1. They could put on their packs, in type as large as the health warning, “DISPOSE OF PROPERLY – PUT BUTT BACK IN PACK.” Or, they could include a little plastic bag with each pack, of the kind that we insist dog walkers carry – no one crusades against dogs as a health hazard, and the way we deal with solid dog waste is the way we should deal with cigarette waste. It’s amazing, in a society where so few people supposedly smoke, how much litter is composed of butts. In fact, one reason I took up smoking cigarettes at the advanced age of 59 is precisely that I wanted to be able to practice what I preach, and show that it could be done. A stupid reason for starting smoking? Well, is there an intelligent reason for starting smoking? I don’t think so. I mean, if the beer companies can put on their cans “Dispose of Properly” so can Altria, or whatever it’s called.
2. They could take back filters and recycle them into something, paying us a penny per filter, like we already do with certain kinds of glass bottles and cans. Surely all those filters can be used for something. And surely the tobacco companies have enough money to be able to support some research on this subject. And, for those who wish to keep the penny in circulation [the Canadians are phasing out theirs, and no coin in common use in Europe is worth that little] here’s a use for it.
3. Tobacco taxes could be used to support the supplemental health insurance system, for those who have trouble affording health insurance, because their product does burden the health care system. I’m not in favor of a “public option,” necessarily, so I don’t know how it is to be worked out. Maybe an “assigned risk pool” like with auto insurance. Anyhow, tobacco should not be the cash cow for everybody’s favorite cause, as it seems to be now. Cigarette smokers and rich people – not much overlap between the two nowadays – are the “other people” or “not me” whom we feel free to tax heavily.

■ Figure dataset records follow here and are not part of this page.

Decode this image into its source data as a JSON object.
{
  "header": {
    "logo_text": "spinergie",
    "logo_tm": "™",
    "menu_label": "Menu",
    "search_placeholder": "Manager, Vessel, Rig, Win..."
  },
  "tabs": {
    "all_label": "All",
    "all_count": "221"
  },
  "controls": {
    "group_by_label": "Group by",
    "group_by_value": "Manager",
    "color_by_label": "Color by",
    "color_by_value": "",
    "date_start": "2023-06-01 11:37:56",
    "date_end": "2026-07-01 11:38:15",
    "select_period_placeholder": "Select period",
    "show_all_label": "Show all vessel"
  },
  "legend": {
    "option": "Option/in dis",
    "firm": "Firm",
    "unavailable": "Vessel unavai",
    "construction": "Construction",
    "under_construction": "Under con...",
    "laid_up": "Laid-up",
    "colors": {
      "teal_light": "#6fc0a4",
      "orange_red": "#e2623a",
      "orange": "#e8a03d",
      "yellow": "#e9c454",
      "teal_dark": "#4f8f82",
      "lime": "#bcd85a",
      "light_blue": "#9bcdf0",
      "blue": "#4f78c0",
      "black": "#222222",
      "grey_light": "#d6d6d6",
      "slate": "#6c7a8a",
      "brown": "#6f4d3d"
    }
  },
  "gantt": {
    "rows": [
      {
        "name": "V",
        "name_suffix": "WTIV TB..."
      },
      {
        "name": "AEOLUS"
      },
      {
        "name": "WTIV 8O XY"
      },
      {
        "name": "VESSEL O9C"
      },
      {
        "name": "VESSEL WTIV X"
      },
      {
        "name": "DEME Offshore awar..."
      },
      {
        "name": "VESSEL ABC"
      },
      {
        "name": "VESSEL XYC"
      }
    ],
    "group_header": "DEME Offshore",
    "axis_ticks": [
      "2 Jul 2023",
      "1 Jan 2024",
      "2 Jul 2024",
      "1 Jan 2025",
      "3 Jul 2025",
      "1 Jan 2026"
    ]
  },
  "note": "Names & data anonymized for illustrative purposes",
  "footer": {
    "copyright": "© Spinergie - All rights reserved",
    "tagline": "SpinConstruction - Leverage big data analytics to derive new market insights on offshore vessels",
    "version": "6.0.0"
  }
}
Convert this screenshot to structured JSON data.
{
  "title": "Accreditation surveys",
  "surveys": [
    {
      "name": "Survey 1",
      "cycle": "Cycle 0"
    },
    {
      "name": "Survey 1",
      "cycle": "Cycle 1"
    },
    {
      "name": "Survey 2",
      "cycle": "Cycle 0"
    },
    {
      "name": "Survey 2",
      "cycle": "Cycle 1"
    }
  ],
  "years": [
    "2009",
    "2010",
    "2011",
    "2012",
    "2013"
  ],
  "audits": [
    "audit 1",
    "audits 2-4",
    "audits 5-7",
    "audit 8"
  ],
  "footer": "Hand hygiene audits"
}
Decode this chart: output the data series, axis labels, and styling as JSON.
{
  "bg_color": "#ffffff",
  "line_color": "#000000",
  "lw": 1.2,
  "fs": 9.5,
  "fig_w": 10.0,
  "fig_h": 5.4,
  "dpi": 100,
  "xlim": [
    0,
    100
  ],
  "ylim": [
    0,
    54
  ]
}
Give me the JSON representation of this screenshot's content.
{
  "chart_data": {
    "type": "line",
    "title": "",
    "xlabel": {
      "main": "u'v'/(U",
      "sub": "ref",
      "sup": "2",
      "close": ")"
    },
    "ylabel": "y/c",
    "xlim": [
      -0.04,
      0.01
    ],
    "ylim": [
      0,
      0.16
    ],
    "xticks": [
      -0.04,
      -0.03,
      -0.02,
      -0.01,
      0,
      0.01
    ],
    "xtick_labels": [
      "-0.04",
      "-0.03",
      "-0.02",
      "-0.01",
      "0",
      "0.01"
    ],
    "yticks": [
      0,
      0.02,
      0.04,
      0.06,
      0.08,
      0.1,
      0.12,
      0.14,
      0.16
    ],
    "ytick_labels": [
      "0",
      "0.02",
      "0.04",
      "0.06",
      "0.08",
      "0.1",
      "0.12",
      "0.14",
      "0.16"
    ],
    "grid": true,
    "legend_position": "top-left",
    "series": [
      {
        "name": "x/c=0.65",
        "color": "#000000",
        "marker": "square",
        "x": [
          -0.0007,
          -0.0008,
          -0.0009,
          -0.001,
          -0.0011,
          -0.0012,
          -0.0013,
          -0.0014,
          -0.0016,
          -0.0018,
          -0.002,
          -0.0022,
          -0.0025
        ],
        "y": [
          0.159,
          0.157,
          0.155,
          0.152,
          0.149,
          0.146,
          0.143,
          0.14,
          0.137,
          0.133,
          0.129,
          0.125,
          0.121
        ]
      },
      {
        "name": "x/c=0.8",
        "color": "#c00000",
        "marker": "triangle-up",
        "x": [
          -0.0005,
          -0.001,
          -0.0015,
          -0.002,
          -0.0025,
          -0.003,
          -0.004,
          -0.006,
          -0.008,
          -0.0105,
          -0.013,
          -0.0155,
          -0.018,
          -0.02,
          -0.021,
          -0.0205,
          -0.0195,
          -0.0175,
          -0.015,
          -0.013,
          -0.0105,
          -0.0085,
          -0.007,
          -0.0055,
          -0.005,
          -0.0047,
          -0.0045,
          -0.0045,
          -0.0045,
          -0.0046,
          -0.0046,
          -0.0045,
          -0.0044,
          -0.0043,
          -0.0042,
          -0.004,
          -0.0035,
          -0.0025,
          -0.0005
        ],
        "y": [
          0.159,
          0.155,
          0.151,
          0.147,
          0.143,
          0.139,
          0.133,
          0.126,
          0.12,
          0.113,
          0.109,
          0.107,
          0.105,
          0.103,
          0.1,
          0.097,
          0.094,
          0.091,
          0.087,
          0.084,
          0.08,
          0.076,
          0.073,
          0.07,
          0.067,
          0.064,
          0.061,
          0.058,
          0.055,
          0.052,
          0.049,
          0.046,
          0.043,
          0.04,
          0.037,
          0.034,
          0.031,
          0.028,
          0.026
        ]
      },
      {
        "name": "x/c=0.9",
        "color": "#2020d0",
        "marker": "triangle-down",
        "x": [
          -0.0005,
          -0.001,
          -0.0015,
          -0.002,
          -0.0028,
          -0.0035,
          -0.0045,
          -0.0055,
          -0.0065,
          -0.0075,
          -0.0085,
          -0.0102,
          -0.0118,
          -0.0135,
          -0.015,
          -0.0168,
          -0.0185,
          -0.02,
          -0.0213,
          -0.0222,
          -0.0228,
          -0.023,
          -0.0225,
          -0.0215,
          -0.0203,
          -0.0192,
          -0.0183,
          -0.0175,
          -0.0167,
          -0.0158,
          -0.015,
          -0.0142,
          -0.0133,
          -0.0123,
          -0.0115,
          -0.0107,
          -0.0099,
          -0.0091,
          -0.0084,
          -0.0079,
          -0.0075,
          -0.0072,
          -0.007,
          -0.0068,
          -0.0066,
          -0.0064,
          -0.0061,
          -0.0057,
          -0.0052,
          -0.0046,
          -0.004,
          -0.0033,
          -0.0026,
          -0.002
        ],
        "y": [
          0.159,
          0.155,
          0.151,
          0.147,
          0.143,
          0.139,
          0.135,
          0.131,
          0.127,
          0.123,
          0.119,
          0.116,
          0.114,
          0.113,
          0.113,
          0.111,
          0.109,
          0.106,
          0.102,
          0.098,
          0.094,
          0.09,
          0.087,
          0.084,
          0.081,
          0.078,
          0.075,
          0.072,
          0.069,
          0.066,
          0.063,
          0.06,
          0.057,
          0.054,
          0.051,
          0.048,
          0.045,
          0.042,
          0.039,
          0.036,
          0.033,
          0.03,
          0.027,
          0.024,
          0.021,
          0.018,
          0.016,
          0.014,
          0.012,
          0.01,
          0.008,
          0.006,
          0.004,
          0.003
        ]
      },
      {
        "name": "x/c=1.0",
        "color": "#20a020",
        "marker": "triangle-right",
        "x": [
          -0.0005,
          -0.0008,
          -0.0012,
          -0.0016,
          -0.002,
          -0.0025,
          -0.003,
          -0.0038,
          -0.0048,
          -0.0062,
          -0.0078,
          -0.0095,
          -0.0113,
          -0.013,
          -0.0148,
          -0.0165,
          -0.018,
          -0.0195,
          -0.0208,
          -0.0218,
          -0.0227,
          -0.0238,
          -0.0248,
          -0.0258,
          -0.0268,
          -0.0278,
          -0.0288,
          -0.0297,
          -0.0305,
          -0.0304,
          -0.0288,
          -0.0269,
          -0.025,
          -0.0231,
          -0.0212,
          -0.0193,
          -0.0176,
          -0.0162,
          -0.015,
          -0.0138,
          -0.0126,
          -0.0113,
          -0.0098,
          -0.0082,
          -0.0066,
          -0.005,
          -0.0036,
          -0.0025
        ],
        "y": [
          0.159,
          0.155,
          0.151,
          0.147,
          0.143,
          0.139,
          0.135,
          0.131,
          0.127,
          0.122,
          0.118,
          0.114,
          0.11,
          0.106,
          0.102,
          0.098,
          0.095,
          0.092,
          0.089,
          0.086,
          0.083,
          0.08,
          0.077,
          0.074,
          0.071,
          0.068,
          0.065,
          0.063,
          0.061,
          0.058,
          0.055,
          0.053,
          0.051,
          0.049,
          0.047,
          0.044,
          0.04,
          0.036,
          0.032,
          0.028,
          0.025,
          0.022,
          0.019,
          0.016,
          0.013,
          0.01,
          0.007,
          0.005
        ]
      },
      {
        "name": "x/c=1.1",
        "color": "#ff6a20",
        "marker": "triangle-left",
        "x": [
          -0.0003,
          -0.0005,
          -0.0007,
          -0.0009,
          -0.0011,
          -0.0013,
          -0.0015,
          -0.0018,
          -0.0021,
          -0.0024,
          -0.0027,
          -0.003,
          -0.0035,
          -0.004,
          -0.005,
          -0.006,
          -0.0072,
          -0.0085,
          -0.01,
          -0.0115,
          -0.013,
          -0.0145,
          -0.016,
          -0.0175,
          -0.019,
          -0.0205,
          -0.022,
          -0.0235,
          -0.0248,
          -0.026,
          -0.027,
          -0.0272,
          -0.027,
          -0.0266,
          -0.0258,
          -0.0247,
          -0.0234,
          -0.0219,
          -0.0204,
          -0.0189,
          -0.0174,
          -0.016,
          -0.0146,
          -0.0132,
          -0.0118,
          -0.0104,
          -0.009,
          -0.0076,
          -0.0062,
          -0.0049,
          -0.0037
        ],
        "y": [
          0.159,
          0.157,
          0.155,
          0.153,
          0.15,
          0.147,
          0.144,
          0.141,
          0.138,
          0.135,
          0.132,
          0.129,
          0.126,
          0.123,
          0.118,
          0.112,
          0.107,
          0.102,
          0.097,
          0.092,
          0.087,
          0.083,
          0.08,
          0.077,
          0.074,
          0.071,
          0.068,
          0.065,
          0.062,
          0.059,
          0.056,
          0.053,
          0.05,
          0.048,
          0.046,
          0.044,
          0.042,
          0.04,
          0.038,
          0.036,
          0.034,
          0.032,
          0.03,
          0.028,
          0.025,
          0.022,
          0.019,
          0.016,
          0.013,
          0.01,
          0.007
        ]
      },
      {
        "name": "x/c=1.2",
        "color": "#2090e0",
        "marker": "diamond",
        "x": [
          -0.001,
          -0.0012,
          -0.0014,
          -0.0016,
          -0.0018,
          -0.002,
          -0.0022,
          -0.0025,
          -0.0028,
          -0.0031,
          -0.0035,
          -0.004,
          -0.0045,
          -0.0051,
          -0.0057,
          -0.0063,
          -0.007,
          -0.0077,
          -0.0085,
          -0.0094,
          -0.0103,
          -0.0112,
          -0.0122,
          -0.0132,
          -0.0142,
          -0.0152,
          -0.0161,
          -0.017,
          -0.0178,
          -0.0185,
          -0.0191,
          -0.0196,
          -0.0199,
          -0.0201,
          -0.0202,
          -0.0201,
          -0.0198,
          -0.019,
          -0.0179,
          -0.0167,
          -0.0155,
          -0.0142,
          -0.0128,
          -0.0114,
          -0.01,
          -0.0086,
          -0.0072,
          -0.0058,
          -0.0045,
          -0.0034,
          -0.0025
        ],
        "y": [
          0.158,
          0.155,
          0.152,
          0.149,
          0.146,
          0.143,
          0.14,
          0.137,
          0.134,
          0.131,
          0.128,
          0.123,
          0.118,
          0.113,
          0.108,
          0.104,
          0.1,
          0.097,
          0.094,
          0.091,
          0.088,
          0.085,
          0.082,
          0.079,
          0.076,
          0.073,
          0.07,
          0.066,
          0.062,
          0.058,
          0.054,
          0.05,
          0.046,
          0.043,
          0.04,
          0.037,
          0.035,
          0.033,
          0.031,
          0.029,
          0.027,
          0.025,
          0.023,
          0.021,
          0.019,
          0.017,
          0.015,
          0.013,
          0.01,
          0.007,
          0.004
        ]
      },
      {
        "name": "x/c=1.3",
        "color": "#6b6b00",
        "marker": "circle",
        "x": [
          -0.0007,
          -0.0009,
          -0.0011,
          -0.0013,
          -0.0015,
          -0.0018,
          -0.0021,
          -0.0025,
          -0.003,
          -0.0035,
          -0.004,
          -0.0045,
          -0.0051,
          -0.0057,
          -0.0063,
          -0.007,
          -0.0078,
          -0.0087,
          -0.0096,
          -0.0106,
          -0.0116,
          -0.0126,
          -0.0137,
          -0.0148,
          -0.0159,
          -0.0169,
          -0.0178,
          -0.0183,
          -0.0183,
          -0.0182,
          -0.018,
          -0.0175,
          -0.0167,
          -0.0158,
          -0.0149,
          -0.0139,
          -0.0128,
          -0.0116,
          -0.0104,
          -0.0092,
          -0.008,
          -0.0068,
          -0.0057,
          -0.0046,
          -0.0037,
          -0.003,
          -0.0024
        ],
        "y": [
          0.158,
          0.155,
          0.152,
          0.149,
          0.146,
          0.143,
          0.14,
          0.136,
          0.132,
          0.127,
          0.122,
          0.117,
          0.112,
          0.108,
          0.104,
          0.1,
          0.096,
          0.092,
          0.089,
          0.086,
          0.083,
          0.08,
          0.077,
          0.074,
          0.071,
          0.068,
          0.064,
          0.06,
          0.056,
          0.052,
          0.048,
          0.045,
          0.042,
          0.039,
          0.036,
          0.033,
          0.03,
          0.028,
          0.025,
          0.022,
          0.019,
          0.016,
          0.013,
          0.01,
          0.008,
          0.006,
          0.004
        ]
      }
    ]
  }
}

4. I never want to go back to the days of indoor smoking, with the possible exception of some bars [not restaurants] in colder or more extreme climates. [I still find the idea of smoking with food, or with anything but water, beer, coffee, or bourbon, disgusting.] The companies could chart and promote “smoking patios,” which are places where you can have your alcoholic drink and smoke at the same time, as people like to do. Amusing to British people are the restrictions on taking one’s drink outside; if you can’t smoke inside, and can’t drink outside, only on these patios do the two universes intersect. Here in my own community, the individual bars are allowed to choose whether their “patios” [which you have to enter from inside, not from the street] allow smoking, or not; some do, some don’t, depending on their clientele. And, apartment complexes that ban smoking in their apartments could have an outdoor space in the courtyard, where you can also take your drink. It encourages certain people to leave their rooms and their video games and come out into the courtyard or street and be reasonably social. Another reason why I don’t want to return to indoor smoking. Public and street life is encouraged by banning it. The New Urbanists ought to take a note of this. And if people are trained to not drop their butts on the ground, the aesthetic and litter aspects of the vice can be minimized. Smoking cigarettes, given the hazards, is something of an extreme sport; I have no problems with it being mainly an outdoor one.